Ici, la fonctionnelle à minimiser pour donner une solution optimale au problème de la restauration de lacunae dans les fresques est donnée par une mesure de contraste visuel entre la lacuna et le reste de l’image. Le minimum est atteint par la teinte qui rend ce contraste le plus petit possible, de manière que la perception visuelle de la lacuna sera minimisée si elle est remplacée par une peinture qui a cette teinte. Dans la figure ci-dessus, on peut voir le résultat de cette technique sur l’image de la fresque Rachel cache les idoles de son père du peintre italien Giovanni Battista Tiepolo, réalisée entre 1726 et 1729 et située dans le palais patriarcal d’Udine, en Italie.

Les statistiques et les modèles variationnels ne sont qu’une partie de la vaste gamme de techniques mathématiques que les scientifiques utilisent couramment pour leurs besoins en traitement d’images.

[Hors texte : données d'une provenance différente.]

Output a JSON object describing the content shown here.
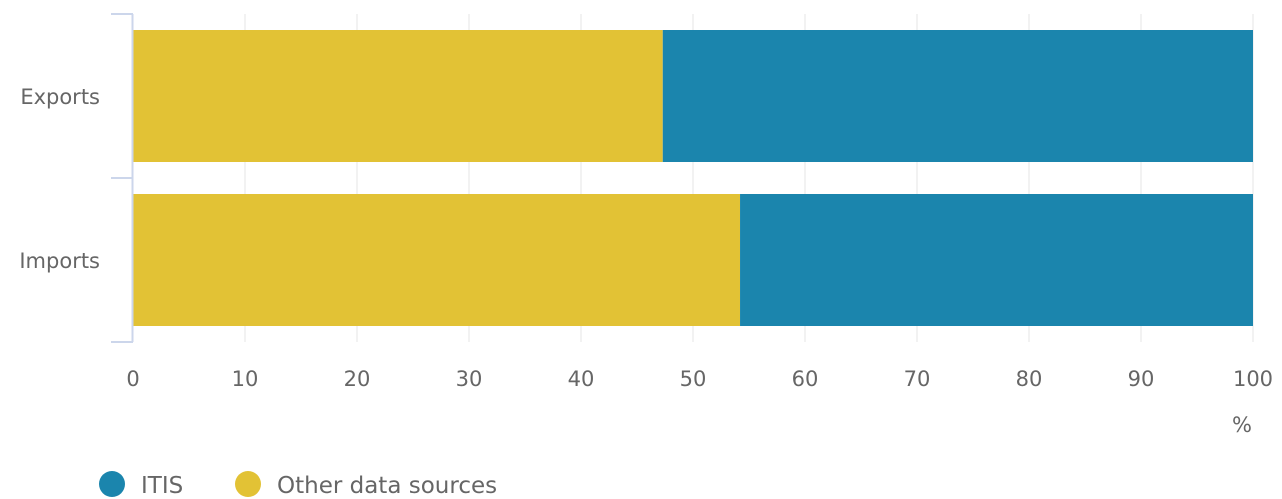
{
  "chart_data": {
    "type": "bar",
    "orientation": "horizontal",
    "stacked": true,
    "categories": [
      "Exports",
      "Imports"
    ],
    "series": [
      {
        "name": "ITIS",
        "color": "#1b85ad",
        "values": [
          52.7,
          45.8
        ]
      },
      {
        "name": "Other data sources",
        "color": "#e2c235",
        "values": [
          47.3,
          54.2
        ]
      }
    ],
    "stack_order": [
      "Other data sources",
      "ITIS"
    ],
    "xlim": [
      0,
      100
    ],
    "xticks": [
      0,
      10,
      20,
      30,
      40,
      50,
      60,
      70,
      80,
      90,
      100
    ],
    "x_unit": "%",
    "grid": true,
    "legend_position": "bottom-left"
  }
}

Selon la nature du problème rencontré, on va aussi pouvoir mobiliser l’analyse fonctionnelle, la géométrie différentielle, l’analyse de Fourier, l’analyse en ondelettes, les probabilités, l’optimisation ou encore l’algèbre linéaire. Souvent, la combinaison de plusieurs méthodes mathématiques sera nécessaire pour obtenir une solution efficace à un problème d’imagerie, ce qui montre la richesse et la complexité de cette discipline, à la fois si fascinante sur le plan théorique et si utile dans les applications.

Edoardo Provenzi est professeur à l’Institut de mathématiques de l’université de Bordeaux (Gironde).